In the Planning tab interface, once capacity constraints are active, you will see additional information like capacity utilization charts. These could be visualized as part of the product’s planning detail or a separate view. For example, you might have a chart showing each week how much of a certain production line’s capacity is used by the planned production orders versus its total capacity (often in hours or units). If a plan tries to exceed capacity, the system either will not suggest that extra production, or it will flag it clearly.

Supplier Capacity is similarly handled. If a supplier can only supply X units per month across all products, Flowlity will attempt to not recommend orders beyond that. It might allocate capacity among products or issue alerts if demand exceeds what the supplier can fulfill.

To use capacity planning effectively, you would configure the constraints in Flowlity’s settings (under the Suppliers or Production settings – e.g., set daily or weekly production rates, machine availability, downtime, etc.).
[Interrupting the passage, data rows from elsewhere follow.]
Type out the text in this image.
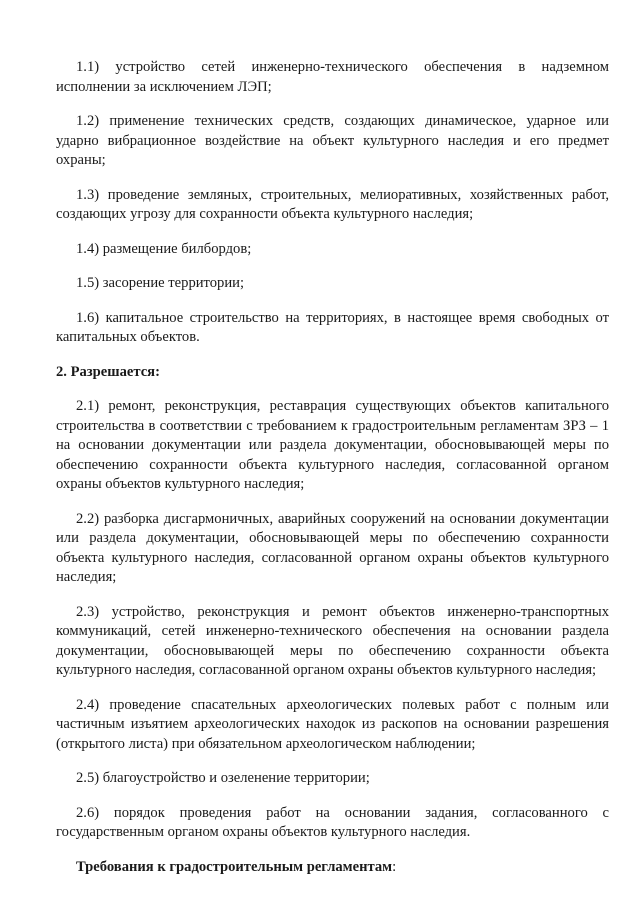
1.1) устройство сетей инженерно-технического обеспечения в надземном исполнении за исключением ЛЭП;

1.2) применение технических средств, создающих динамическое, ударное или ударно вибрационное воздействие на объект культурного наследия и его предмет охраны;

1.3) проведение земляных, строительных, мелиоративных, хозяйственных работ, создающих угрозу для сохранности объекта культурного наследия;

1.4) размещение билбордов;

1.5) засорение территории;

1.6) капитальное строительство на территориях, в настоящее время свободных от капитальных объектов.

2. Разрешается:

2.1) ремонт, реконструкция, реставрация существующих объектов капитального строительства в соответствии с требованием к градостроительным регламентам ЗРЗ – 1 на основании документации или раздела документации, обосновывающей меры по обеспечению сохранности объекта культурного наследия, согласованной органом охраны объектов культурного наследия;

2.2) разборка дисгармоничных, аварийных сооружений на основании документации или раздела документации, обосновывающей меры по обеспечению сохранности объекта культурного наследия, согласованной органом охраны объектов культурного наследия;

2.3) устройство, реконструкция и ремонт объектов инженерно-транспортных коммуникаций, сетей инженерно-технического обеспечения на основании раздела документации, обосновывающей меры по обеспечению сохранности объекта культурного наследия, согласованной органом охраны объектов культурного наследия;

2.4) проведение спасательных археологических полевых работ с полным или частичным изъятием археологических находок из раскопов на основании разрешения (открытого листа) при обязательном археологическом наблюдении;

2.5) благоустройство и озеленение территории;

2.6) порядок проведения работ на основании задания, согласованного с государственным органом охраны объектов культурного наследия.

Требования к градостроительным регламентам:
Then, when computing the supply plan, Flowlity constrains the order recommendations to respect those limits. This means sometimes the forecast might not fully be met if capacity is insufficient – leading to backlogs or showing that you need more capacity.

For example, if demand spikes to 200 units but your capacity is 100 units per day, Flowlity might schedule production over 2 days, or if limited by week, it might show an unmet portion and raise an alert. This helps planners either adjust the plan (maybe produce overtime, or prioritize some products over others) or negotiate increased capacity.

In the UI, an Analytics or Gantt view could be available for capacity: showing when each production order is scheduled (like a timeline) and how it fits into the available slots. If Flowlity identifies that capacity is a bottleneck, it will highlight the constraint (e.g., “Production capacity maxed out on Week 35”).

Capacity planning is a newer addition to Flowlity (as of 2024) and is being expanded. Current capabilities include basic capacity constraints and will grow to cover more complex production planning scenarios. The goal is to ensure that the recommendations you get aren’t just optimal in theory, but actually executable given real-world limitations of your resources. By using the Capacity module, planners can proactively manage those limitations – for instance, plan production earlier if a future week’s capacity looks insufficient, or shift orders to an alternate supplier with free capacity.

In summary, the Production & Capacity Planning features of Flowlity allow you to visualize and manage constraints such as limited production output or supplier throughput. This leads to more realistic plans and helps prevent situations where an ideal plan fails because it didn’t account for a factory being at full load. Always check the capacity utilization indicators in Flowlity if you’ve configured them, especially when you see that despite high demand, recommended orders are capped – that’s likely the capacity constraint at work, and it signals a need for action (either increase capacity or accept longer lead times).

(Note: To set up or modify capacity constraints, you may need to work with Flowlity’s team initially, as these settings can be part of the advanced configuration. Once set, end-users can monitor the outcomes in the app.)